The Right to Choose Who We Listen To
Please note that this site doesn’t discuss issues of legality such as what is deemed acceptable in a court of law. That’s a different subject. (However, in cases where legal considerations are central to the topic, such as with non-disclosure agreements, then such information is offered.)
Rather than issues of legality, the content here is centered around our right to speak freely to each other about what we know and about what we are learning. This is about having access and a right to choose who we listen to, whether that person is an ex-CIA counterintelligence officer or young women waitresses of the Presidents Club Diner in the UK, no matter which mainstream or alternative outlets have published their testimony.

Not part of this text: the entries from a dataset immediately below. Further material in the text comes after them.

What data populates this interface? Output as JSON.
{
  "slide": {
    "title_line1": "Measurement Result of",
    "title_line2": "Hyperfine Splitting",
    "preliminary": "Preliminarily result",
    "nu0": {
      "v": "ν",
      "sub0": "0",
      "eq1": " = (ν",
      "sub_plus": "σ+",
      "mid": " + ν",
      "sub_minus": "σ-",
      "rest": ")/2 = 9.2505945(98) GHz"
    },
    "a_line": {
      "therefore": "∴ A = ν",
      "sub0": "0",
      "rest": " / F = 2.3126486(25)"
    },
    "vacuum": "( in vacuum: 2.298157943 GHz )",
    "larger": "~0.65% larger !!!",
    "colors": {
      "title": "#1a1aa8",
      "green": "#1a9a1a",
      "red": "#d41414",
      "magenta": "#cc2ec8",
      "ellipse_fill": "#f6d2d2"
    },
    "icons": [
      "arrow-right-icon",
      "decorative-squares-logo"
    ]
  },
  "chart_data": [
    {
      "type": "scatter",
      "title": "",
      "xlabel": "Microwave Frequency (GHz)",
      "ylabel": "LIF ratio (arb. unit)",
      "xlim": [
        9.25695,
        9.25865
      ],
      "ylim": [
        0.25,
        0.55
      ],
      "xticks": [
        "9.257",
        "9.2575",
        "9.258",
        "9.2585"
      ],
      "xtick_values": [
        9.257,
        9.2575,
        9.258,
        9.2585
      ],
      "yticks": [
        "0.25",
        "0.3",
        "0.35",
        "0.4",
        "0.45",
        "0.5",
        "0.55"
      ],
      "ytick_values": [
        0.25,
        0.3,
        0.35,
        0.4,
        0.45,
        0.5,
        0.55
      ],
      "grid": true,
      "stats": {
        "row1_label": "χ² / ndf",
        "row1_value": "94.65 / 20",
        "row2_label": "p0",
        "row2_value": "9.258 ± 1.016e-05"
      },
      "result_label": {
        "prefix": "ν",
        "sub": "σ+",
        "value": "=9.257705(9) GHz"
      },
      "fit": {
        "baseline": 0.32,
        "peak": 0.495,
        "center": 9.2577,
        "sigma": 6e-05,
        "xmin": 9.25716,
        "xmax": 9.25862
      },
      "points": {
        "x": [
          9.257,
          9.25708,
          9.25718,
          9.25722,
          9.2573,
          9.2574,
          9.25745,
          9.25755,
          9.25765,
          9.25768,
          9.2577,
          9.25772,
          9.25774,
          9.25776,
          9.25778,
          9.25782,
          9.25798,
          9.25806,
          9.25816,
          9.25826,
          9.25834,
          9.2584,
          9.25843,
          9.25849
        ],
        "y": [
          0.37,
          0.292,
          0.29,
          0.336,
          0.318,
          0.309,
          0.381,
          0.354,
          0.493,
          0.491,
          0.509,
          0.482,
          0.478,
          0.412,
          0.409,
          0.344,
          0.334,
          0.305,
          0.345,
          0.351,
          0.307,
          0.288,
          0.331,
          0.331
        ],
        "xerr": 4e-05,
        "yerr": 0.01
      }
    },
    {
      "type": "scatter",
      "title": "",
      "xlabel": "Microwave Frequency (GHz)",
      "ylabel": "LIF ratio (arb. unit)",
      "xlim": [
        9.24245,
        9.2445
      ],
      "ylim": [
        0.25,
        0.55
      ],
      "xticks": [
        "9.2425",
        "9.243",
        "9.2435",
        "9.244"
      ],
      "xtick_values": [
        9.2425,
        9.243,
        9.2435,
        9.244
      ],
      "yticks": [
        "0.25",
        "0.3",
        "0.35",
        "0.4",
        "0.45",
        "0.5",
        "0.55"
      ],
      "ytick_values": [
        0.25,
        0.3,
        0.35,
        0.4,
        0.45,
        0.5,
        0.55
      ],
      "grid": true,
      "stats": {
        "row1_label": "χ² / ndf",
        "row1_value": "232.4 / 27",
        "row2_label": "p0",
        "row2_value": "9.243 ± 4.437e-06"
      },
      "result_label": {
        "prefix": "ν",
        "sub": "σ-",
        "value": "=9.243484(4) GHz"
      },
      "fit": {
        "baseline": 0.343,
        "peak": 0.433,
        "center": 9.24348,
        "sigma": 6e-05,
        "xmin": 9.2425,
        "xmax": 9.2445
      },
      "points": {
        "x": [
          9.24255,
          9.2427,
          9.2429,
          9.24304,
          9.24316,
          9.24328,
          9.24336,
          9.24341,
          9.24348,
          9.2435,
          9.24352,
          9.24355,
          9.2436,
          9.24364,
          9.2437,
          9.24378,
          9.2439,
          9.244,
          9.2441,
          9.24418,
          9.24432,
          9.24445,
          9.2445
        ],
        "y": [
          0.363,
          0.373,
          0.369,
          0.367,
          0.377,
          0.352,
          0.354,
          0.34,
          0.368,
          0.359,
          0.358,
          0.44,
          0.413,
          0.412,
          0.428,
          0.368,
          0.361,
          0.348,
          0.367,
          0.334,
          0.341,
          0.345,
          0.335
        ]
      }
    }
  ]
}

Discernment, Possibility & The Scientific Method
Discernment is the spirit from which Bird’s Eye View was born. Consider the following idea and whether you tend to fall more heavily on one side or the other:
Discernment is a two-sided coin: On one side is reason and healthy skepticism, and on the other is curiosity and openness.
Taken together, both sides are, in effect, the scientific method.
The scientific method is a process for experimentation that is used to explore observations and answer questions… Some areas of science can be more easily tested than others. For example, scientists studying how stars change as they age or how dinosaurs digested their food cannot fast-forward a star’s life by a million years or run medical exams on feeding dinosaurs to test their hypotheses. When direct experimentation is not possible, scientists modify the scientific method… But even when modified, the goal remains the same: to discover cause and effect relationships by asking questions, carefully gathering and examining the evidence, and seeing if all the available information can be combined into a logical answer.
– Sciencebuddies.org
Don’t forget the curiosity aspect of science. Science only begins when we’re curious about something. Curiosity leads to the development of a hypothesis — a theory, a speculation, a proposed explanation — that we set out to test. We continue to revise the theory based on what we learn.
In other words, we accept “x” as a working hypothesis and postpone conclusions until the subject is further explored.
One of the most powerful ways we can combat the enemies of truth is to be curious — to entertain the possibility that difficult stories may be true — and then to test those speculations. Consider this idea for a moment. Even when NDAs are used for power abuse, even when compartmentalization keeps people ignorant of the whole truth, and when disinformation campaigns subvert the truth, we can circumvent those tactics by doing this:
Open to the idea that something you never imagined to be possible (or that seems you couldn’t bear if it were true) might, in fact, be true or partially true.
How exactly might we do that?
- Set aside what you think you know in order to learn what you may not know.
- Commit, for now, to entertaining the possibility of something you’re not familiar with, so that you can actually hear what is being said.
- The verification and final decisions about who and what you believe can come later. Remember, information in itself is not threatening. It may be genuinely uncomfortable to hold space for a possibility that calls your worldview into question (or that may turn out to be false). But holding that space does not cause harm and it can be the doorway to expanding perception.
- See also: Who Can You Trust: Developing Discernment and Evaluating Individual Testimony
In Summary
No matter their agenda, some truth-tellers struggle to be heard or believed. Why? One reason may be related to the general subject matter more than the individual or their particular information. A truth-teller may be speaking about a topic that hasn’t achieved the momentum needed to break through the obstacles that keep it in the shadows.
Certain topics haven’t achieved mainstream (“conventional, dominant”) awareness, but nevertheless, we can choose to get educated about these subjects, and thus be empowered to make more informed decisions.
There are some powerful topics that remain in the shadows. Bird’s Eye View aspires to help bring them to light.